36. From such point of view, we have to conclude that the impugned conclusion arrived at by the respondent FCI for effecting the recovery of the amount of Rs.89,99,853/- was made by the respondent FCI also in Page No.# 17/19
violation of the principles of natural justice.
37. Further, another question would also remain that while entering the contract or in course of the period when the contract was executed, it was never the view of the respondent FCI as discernible from the records that the contractor would not be paid for the distance travelled by the transport vehicle for the purpose of tare weight during which time it would not be carrying the food grains or for any other distance beyond the loading and unloading points of the food grains. From such point of view, it has to be accepted that the contract was entered by the FCI without the aforesaid elements being present as a part of the contract agreement and it was only after the report of the CAG that was available in the year 2020 i.e. after three years of the contract being concluded that it donned in the mind of the official respondents of the FCI that as the transport vehicles also travels a distance without carrying the food grains for the purpose of tare weight of the vehicle and for the distance beyond the loading and unloading points of the food grains, the contracted rate should not be paid for such distance. In other words, it appears that the respondent FCI officials had made applicable the views that may have been expressed by the CAG with retrospective effect in a concluded contract which again would be a question as to whether it can be done or not.
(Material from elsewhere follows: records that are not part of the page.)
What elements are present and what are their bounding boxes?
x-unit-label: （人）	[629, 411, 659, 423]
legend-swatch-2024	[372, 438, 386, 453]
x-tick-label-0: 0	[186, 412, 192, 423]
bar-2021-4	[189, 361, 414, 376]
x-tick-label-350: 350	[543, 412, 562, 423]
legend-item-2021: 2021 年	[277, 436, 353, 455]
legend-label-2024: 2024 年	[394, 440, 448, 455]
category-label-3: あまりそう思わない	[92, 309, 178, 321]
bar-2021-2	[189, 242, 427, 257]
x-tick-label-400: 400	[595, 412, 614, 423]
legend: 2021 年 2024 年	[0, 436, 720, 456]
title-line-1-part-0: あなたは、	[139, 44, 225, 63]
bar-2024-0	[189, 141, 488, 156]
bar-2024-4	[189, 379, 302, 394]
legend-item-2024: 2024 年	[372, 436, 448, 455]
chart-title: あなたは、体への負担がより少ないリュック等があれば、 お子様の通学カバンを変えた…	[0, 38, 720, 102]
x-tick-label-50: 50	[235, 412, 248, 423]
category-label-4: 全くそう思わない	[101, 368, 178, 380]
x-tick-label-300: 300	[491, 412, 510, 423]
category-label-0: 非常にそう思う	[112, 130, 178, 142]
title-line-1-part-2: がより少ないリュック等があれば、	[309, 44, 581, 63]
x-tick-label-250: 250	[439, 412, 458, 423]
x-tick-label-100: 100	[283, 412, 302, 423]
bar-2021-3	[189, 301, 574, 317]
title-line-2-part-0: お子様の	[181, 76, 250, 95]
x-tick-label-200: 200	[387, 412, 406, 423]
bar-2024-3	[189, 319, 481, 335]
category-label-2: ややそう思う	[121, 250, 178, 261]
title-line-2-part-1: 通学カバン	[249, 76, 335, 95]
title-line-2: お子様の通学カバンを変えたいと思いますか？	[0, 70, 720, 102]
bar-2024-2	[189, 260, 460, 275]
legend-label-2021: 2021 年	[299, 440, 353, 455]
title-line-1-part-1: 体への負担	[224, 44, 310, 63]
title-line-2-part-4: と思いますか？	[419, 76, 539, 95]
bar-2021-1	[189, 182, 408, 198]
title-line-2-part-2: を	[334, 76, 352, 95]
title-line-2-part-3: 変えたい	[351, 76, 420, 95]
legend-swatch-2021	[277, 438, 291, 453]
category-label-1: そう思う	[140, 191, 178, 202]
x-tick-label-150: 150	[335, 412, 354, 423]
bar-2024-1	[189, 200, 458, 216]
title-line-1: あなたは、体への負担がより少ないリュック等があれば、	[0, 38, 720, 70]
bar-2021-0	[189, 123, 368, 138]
38. It also has to be kept in mind that as per the NIET dated 28.04.2015 the rate PMT-PKM are required to be quoted by the bidders for a distance of 78.185KMs, whether or not the contract works actually requires the travel of such distance, and, therefore, the application of the minds of the bidders in quoting the rates would be by keeping in mind that the distance as per the Page No.# 18/19
contract agreement would be 78.185 KMs. Any reduction of the KM subsequent to the contract being concluded would adversely affect the rate that the bidders may have quoted inasmuch as, had the distance for which the bill amount would be honored would have been indicated before the contract was entered, the bidders would have had the opportunity to quote the appropriate rate by taking note of the volume and nature of the work.
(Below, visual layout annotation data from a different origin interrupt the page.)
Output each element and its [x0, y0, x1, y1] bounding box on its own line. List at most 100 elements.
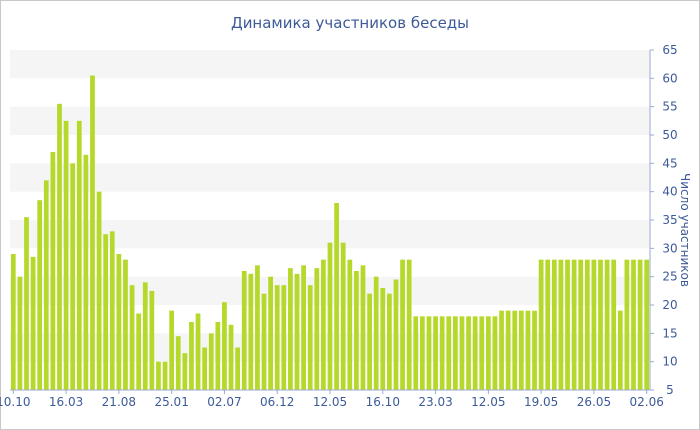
bar[interactable]	[294, 273, 300, 390]
bar[interactable]	[584, 259, 590, 390]
bar[interactable]	[222, 302, 227, 390]
bar[interactable]	[565, 259, 570, 390]
x-tick-label: 12.05	[471, 395, 505, 409]
bar[interactable]	[63, 120, 69, 390]
bar[interactable]	[255, 265, 260, 390]
bar[interactable]	[169, 310, 175, 390]
bar[interactable]	[162, 361, 168, 390]
bar[interactable]	[149, 290, 155, 390]
bar[interactable]	[551, 259, 557, 390]
bar[interactable]	[558, 259, 564, 390]
bar[interactable]	[604, 259, 610, 390]
bar[interactable]	[202, 347, 208, 391]
bar[interactable]	[268, 276, 273, 390]
bar[interactable]	[37, 200, 43, 390]
bar[interactable]	[472, 316, 478, 390]
bar[interactable]	[321, 259, 326, 390]
bar[interactable]	[406, 259, 412, 390]
bar[interactable]	[228, 324, 234, 390]
bar[interactable]	[24, 217, 29, 390]
bar[interactable]	[340, 242, 346, 390]
bar[interactable]	[492, 316, 498, 390]
x-tick-label: 16.10	[366, 395, 400, 409]
bar[interactable]	[76, 120, 82, 390]
bar[interactable]	[116, 254, 122, 390]
bar[interactable]	[439, 316, 445, 390]
bar[interactable]	[525, 310, 531, 390]
bar[interactable]	[420, 316, 425, 390]
bar[interactable]	[479, 316, 485, 390]
bar[interactable]	[301, 265, 306, 390]
bar[interactable]	[617, 310, 623, 390]
bar[interactable]	[288, 268, 293, 390]
bar[interactable]	[123, 259, 128, 390]
bar[interactable]	[373, 276, 379, 390]
bar[interactable]	[17, 276, 23, 390]
bar[interactable]	[327, 242, 333, 390]
bar[interactable]	[518, 310, 524, 390]
bar[interactable]	[380, 288, 386, 390]
bar[interactable]	[413, 316, 419, 390]
bar[interactable]	[103, 234, 109, 390]
bar[interactable]	[156, 361, 161, 390]
bar[interactable]	[624, 259, 630, 390]
bar[interactable]	[175, 336, 181, 390]
bar[interactable]	[195, 313, 201, 391]
bar[interactable]	[57, 103, 62, 390]
bar[interactable]	[189, 322, 194, 390]
bar[interactable]	[400, 259, 405, 390]
bar[interactable]	[637, 259, 643, 390]
bar[interactable]	[360, 265, 366, 390]
bar[interactable]	[314, 268, 320, 390]
bar[interactable]	[109, 231, 115, 390]
bar[interactable]	[307, 285, 313, 390]
bar[interactable]	[70, 163, 76, 390]
bar[interactable]	[426, 316, 432, 390]
bar[interactable]	[208, 333, 214, 390]
bar[interactable]	[50, 152, 56, 390]
bar[interactable]	[446, 316, 452, 390]
bar[interactable]	[387, 293, 392, 390]
bar[interactable]	[274, 285, 280, 390]
bar[interactable]	[545, 259, 551, 390]
bar[interactable]	[598, 259, 603, 390]
bar[interactable]	[142, 282, 148, 390]
bar[interactable]	[485, 316, 491, 390]
bar[interactable]	[538, 259, 544, 390]
bar[interactable]	[644, 259, 650, 390]
bar[interactable]	[215, 322, 221, 390]
bar[interactable]	[611, 259, 617, 390]
bar[interactable]	[571, 259, 577, 390]
bar[interactable]	[499, 310, 504, 390]
bar[interactable]	[96, 191, 102, 390]
bar[interactable]	[505, 310, 511, 390]
bar[interactable]	[241, 271, 247, 390]
bar[interactable]	[532, 310, 537, 390]
bar[interactable]	[354, 271, 359, 390]
bar[interactable]	[90, 75, 95, 391]
bar[interactable]	[261, 293, 267, 390]
bar[interactable]	[334, 203, 339, 390]
bar[interactable]	[631, 259, 636, 390]
bar[interactable]	[393, 279, 399, 391]
bar[interactable]	[136, 313, 142, 391]
bar[interactable]	[281, 285, 287, 390]
bar[interactable]	[248, 273, 254, 390]
bar[interactable]	[235, 347, 240, 391]
bar[interactable]	[83, 154, 89, 390]
bar[interactable]	[10, 254, 16, 390]
bar[interactable]	[433, 316, 438, 390]
bar[interactable]	[466, 316, 471, 390]
bar[interactable]	[30, 256, 36, 390]
bar[interactable]	[43, 180, 49, 390]
bar[interactable]	[459, 316, 465, 390]
bar[interactable]	[452, 316, 458, 390]
bar[interactable]	[182, 353, 188, 390]
x-tick-label: 21.08	[102, 395, 136, 409]
bar[interactable]	[367, 293, 372, 390]
bar[interactable]	[129, 285, 135, 390]
bar[interactable]	[591, 259, 597, 390]
bar[interactable]	[578, 259, 584, 390]
bar[interactable]	[512, 310, 518, 390]
bar[interactable]	[347, 259, 353, 390]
39. For the reasons mentioned above, we are of the view that the impugned recovery made by the respondent FCI pursuant to the communication dated 05.02.2020 of the Divisional Manager, FCI, DO, Jorhat as well as the ION dated 13.12.2021 of the Manager, Contract Division, FCI, DO, Jorhat, amounting to Rs.89,99,853/- from the contractors bill of the petitioner is held to be arbitrary, unreasonable and unsustainable in law and accordingly the same stand set aside. The amount that had already been recovered from the petitioner contractor shall be refunded back to the petitioner within a period of three months from the date of receipt of a certified copy of this order.
40. The petitioner also makes a claim for an interest to be paid for the amount retained by the respondent FCI. For any such claim for interest, the petitioner is at liberty to make appropriate application.
41. The writ petition is allowed in the terms as indicated above.